According to the lawsuit, Mayor Kenney’s action ‘which de facto raises taxes without legislative authorization is unconstitutional’. 

“In 2018, the three taxateers, Kenney, Dubow and Piper, arbitrarily raised taxes on commercial properties by $118 million just because they could,” added Street.  “Commercial and industrial tax payers aren’t the enemy, they deserve to be treated fairly.”

Kenney’s pending budget proposal is $1 billion more than his predecessor’s last budget and there are billions more in proposed tax revenues that come solely through this unconscionable back door process.  Initially up to 200,000 real estate taxpayers have been hammered with these residential real estate tax increases, some of which have been as high as 300 percent.

The lawsuit alleges, ‘this unlawful action by the Mayor would cause the plaintiff, Mr. Cunningham, and other property owners to currently pay a disproportionate share of the local tax burden.  Additionally, the suit alleges the action is discriminatory.

“A vote for Kenney is a vote for four years of unrestrained, illegal real estate tax increases,” Street said.
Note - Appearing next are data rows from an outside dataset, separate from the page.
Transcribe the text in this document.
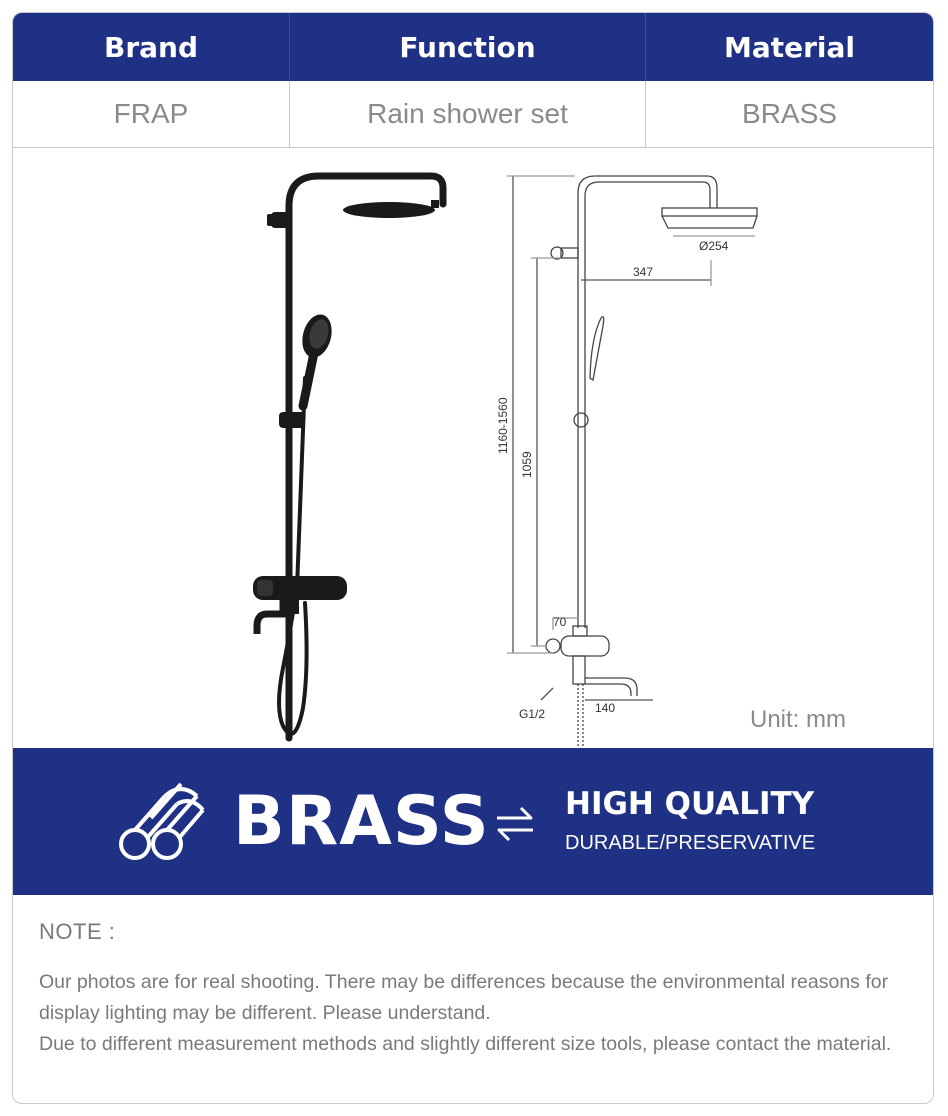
Brand	Function	Material
FRAP	Rain shower set	BRASS
Ø254
347
1160-1560
1059
70
140
G1/2	Unit: mm
BRASS HIGH QUALITY
DURABLE/PRESERVATIVE
NOTE :

Our photos are for real shooting. There may be differences because the environmental reasons for display lighting may be different. Please understand.

Due to different measurement methods and slightly different size tools, please contact the material.
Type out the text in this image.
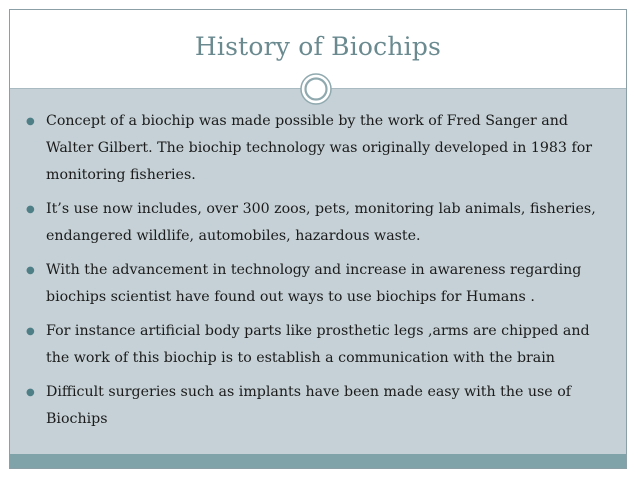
History of Biochips
● Concept of a biochip was made possible by the work of Fred Sanger and Walter Gilbert. The biochip technology was originally developed in 1983 for monitoring fisheries.
● It’s use now includes, over 300 zoos, pets, monitoring lab animals, fisheries, endangered wildlife, automobiles, hazardous waste.
● With the advancement in technology and increase in awareness regarding biochips scientist have found out ways to use biochips for Humans .
● For instance artificial body parts like prosthetic legs ,arms are chipped and the work of this biochip is to establish a communication with the brain
● Difficult surgeries such as implants have been made easy with the use of Biochips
Former Mayor Street is part of the technical advisory team working with the Williams for Mayor campaign. In doing research for William’s smarter tax policies, Street learned that Mayor Kenney’s illegal, back door assessment tax policies were driving the city’s gentrification crisis. Street credits Senator Williams with a strong commitment to correct the current real estate tax assessment process. 

“Mayor Kenney is the first mayor to abuse the authority given the city’s chief executive to unilaterally raise taxes through the assessment process,” said Williams.  “These taxes are driving out Philadelphians out of their home and their neighborhoods.”  

William’s Better Plan to Combat Gentrification includes ensuring assessments meet industry standards for accuracy, establishing a taxpayers’ advocate office and exploring land-value taxation as an economic development incentive and a way to prevent blight and speculation.

Street recommends that out of an abundance of caution any real estate taxpayer who has received an increase immediately file an appeal. 

A motion has been file for preliminary injunction and plaintiff is awaiting a hearing date.